Adisyn Ltd (ASX: AI1) has added a serious defence industry name to its newly formed Advisory Board, appointing former Israeli Air Defense Colonel Tamir Zimber as it seeks to turn its graphene-based radar absorption work into a commercial defence opportunity.
Zimber’s CV is not exactly short of acronyms or hardware. He was responsible for operational execution of Israel’s Iron Dome, Arrow, David’s Sling and Patriot systems, giving him direct experience with some of the world’s most closely watched air and missile defence platforms. He is currently Senior Director for Air Defense Systems in India at Israel Aerospace Industries, where Adisyn says he oversees multi-billion-dollar defence programs and manages engagement with government and military stakeholders.
For investors, the appointment matters because Adisyn is trying to move its radar signature reduction technology beyond the lab coat stage. The company has said graphene-enhanced composite materials have achieved up to 20dB radar signature reduction in laboratory testing, which it says could materially reduce the detectability of UAV and defence platforms. That is still early-stage work, but the strategic prize is obvious: drones are becoming cheaper, more numerous and more important, while the systems designed to detect them are becoming more sophisticated.

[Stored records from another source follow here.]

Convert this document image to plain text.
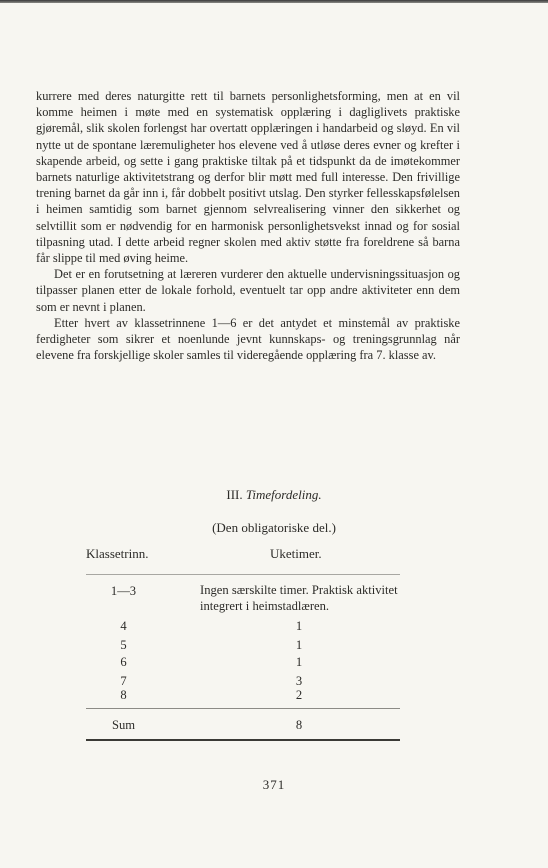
kurrere med deres naturgitte rett til barnets personlighetsforming, men at en vil komme heimen i møte med en systematisk opplæring i dagliglivets praktiske gjøremål, slik skolen forlengst har overtatt opplæringen i handarbeid og sløyd. En vil nytte ut de spontane læremuligheter hos elevene ved å utløse deres evner og krefter i skapende arbeid, og sette i gang praktiske tiltak på et tidspunkt da de imøtekommer barnets naturlige aktivitetstrang og derfor blir møtt med full interesse. Den frivillige trening barnet da går inn i, får dobbelt positivt utslag. Den styrker fellesskapsfølelsen i heimen samtidig som barnet gjennom selvrealisering vinner den sikkerhet og selvtillit som er nødvendig for en harmonisk personlighetsvekst innad og for sosial tilpasning utad. I dette arbeid regner skolen med aktiv støtte fra foreldrene så barna får slippe til med øving heime.

Det er en forutsetning at læreren vurderer den aktuelle undervisningssituasjon og tilpasser planen etter de lokale forhold, eventuelt tar opp andre aktiviteter enn dem som er nevnt i planen.

Etter hvert av klassetrinnene 1—6 er det antydet et minstemål av praktiske ferdigheter som sikrer et noenlunde jevnt kunnskaps- og treningsgrunnlag når elevene fra forskjellige skoler samles til videregående opplæring fra 7. klasse av.

III. Timefordeling.
(Den obligatoriske del.)
Klassetrinn.	Uketimer.
1—3	Ingen særskilte timer. Praktisk aktivitet integrert i heimstadlæren.
4	1
5	1
6	1
7	3
8	2
Sum	8
371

Adisyn’s core technology pitch remains its graphene materials platform, including a patented low-temperature atomic layer deposition process targeting semiconductor applications. The defence angle is a second front, but it is fast becoming the more colourful one.
Last month, Adisyn secured exclusive worldwide commercialisation rights for graphene-based radar absorption technology under a binding Licence and Research Agreement with Ramot, the commercialisation arm of Tel Aviv University. That agreement included a 12-month research program focused on improving radar absorption performance, manufacturability and scalability, with the company previously flagging an expected program cost of less than $100,000.
The economic structure is also worth noting. 2D Radar Absorbers Ltd, the vehicle established for the radar absorption opportunity, is 81 per cent held by 2D Generation Ltd, a wholly owned Adisyn subsidiary, with Ramot holding 19 per cent. Ramot is also entitled to a 4 per cent royalty on net sales under the licence structure.
Zimber’s consideration is not cash, but options representing 1 per cent of 2D Radar Absorbers’ issued capital as at incorporation, exercisable at NIS 0.01 per share, subject to board approval. The options vest over 24 months, with a six-month cliff and monthly vesting thereafter. That aligns him with the success of the subsidiary rather than simply adding another consulting line item to the P&L.

Managing director Arye Kohavi said Zimber’s appointment was “a significant step in the development of our defense strategy”, adding that his experience operating and deploying advanced air defence systems would give Adisyn insight into “both the operational requirements and commercial pathways in this sector”.
That last phrase is doing a lot of work. Defence markets are not won by good science alone. Procurement cycles can be long, validation requirements are exacting, and the end users are not generally impressed by investor-deck enthusiasm. Materials need to work in the real world, not merely under controlled laboratory conditions.
Adisyn knows this, judging by the way it has framed the Advisory Board. Its stated role is to help prioritise radar-related activities, translate technical capability into operationally relevant solutions, engage with commercial and government stakeholders, and open global defence networks.
That is the right shopping list. The market will now want evidence that it can be executed.
The investor backdrop is lively. ASX data showed AI1 last at 21 cents, with a market capitalisation of about $223.6 million, following a sharp run in the stock during 2026. Market Index data shows AI1 closed at 21 cents on 1 May, up materially from 4.4 cents at the end of June 2025.
That sort of rerating means expectations are no longer modest. The company is being priced less like a managed IT services business and more like an emerging advanced materials play with semiconductor and defence optionality.
The appointment of Zimber strengthens the defence narrative, but it does not by itself validate the technology commercially. The next investor markers are likely to be further testing, real-world UAV integration, industrial manufacturing partnerships and signs of genuine customer engagement. Adisyn has put a decorated operator in the tent. Now it needs to show that the tent can become a factory, a supply chain and eventually a revenue stream.